Jones, Evan, Write Latency and Block Size, here.  Don’t know him; like the data; I’ll read the blog for a bit. Let’s play I’m not going to pay a lot for this muffler. I’m thinking, just for a target, why would I willingly allocate more than 10 microseconds per message on all logging (local, prime broker, regulatory, venue, etc, etc)  of cash equity HFT messages with off-the-shelf hardware and no substantial mods to the Linux kernel? When you look under the covers, or you know more than me today, maybe it has to be 20 or 30 microseconds but for this game you have to explain (account for the time) for anything above 10 microseconds.

Honeyman, Linux NFS Client Write Performance, 2001, here.
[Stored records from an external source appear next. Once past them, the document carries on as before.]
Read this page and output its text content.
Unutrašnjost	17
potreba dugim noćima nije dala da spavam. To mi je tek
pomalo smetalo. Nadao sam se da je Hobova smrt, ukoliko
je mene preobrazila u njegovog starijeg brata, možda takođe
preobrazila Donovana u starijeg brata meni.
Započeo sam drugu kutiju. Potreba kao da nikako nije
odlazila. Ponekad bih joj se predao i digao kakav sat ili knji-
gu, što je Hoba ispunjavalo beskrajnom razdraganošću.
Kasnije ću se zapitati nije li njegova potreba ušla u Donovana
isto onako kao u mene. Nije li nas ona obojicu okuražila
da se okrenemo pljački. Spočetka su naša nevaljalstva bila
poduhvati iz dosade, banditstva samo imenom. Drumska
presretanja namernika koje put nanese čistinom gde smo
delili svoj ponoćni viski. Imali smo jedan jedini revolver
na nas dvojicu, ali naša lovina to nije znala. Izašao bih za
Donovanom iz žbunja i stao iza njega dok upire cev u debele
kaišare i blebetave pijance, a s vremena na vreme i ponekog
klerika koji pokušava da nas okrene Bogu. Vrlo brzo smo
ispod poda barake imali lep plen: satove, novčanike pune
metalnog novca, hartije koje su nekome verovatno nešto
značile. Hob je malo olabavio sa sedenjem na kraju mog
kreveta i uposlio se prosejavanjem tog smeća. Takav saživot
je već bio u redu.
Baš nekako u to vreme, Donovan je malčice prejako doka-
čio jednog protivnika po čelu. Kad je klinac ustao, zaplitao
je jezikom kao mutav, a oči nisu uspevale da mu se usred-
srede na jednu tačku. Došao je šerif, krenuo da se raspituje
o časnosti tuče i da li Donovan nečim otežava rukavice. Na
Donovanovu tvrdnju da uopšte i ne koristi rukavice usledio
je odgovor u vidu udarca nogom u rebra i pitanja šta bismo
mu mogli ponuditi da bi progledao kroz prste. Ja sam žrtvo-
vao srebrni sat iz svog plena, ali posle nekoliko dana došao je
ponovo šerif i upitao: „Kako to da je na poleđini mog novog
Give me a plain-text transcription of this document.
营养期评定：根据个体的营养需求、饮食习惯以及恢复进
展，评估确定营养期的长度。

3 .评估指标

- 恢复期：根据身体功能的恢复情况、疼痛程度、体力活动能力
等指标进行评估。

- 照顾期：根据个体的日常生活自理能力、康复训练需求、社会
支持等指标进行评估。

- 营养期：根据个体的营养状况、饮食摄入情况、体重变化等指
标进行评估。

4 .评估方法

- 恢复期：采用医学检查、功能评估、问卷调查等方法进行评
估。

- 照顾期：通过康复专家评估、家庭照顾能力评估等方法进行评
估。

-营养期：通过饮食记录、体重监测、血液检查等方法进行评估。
This is one of those deals, when honey speaks you listen even if it was ten years ago, but it can get messy, witness, here. Don’t ask why. Never explain, never complain; Fun People; cwtvomk (Come wipe the vomit off my keyboard), that’s just honey warming up, respect.

Smith, Greg,  Tuning Linux for low PostgreSQL latency, here.

Linux Dev Center, Low latency in the Linux Kernel, here.

Torvalds, email archive, here.

Westnet, The Linux Page Cache and pdflush: Theory of Operation and Tuning for Write-Heavy Loads, here.

Working on an HPC for Presidents document:

Besides Hagan, Perold, Shaw, PJW, and Nick Patterson where there ever any people on the Street or the City that could “competitively” write and compile an optimized piece of floating point code? If you know of any stories/examples – please send a heads up in the  comments. I’m guessing Shaw or Muller must have hired somebody at some point.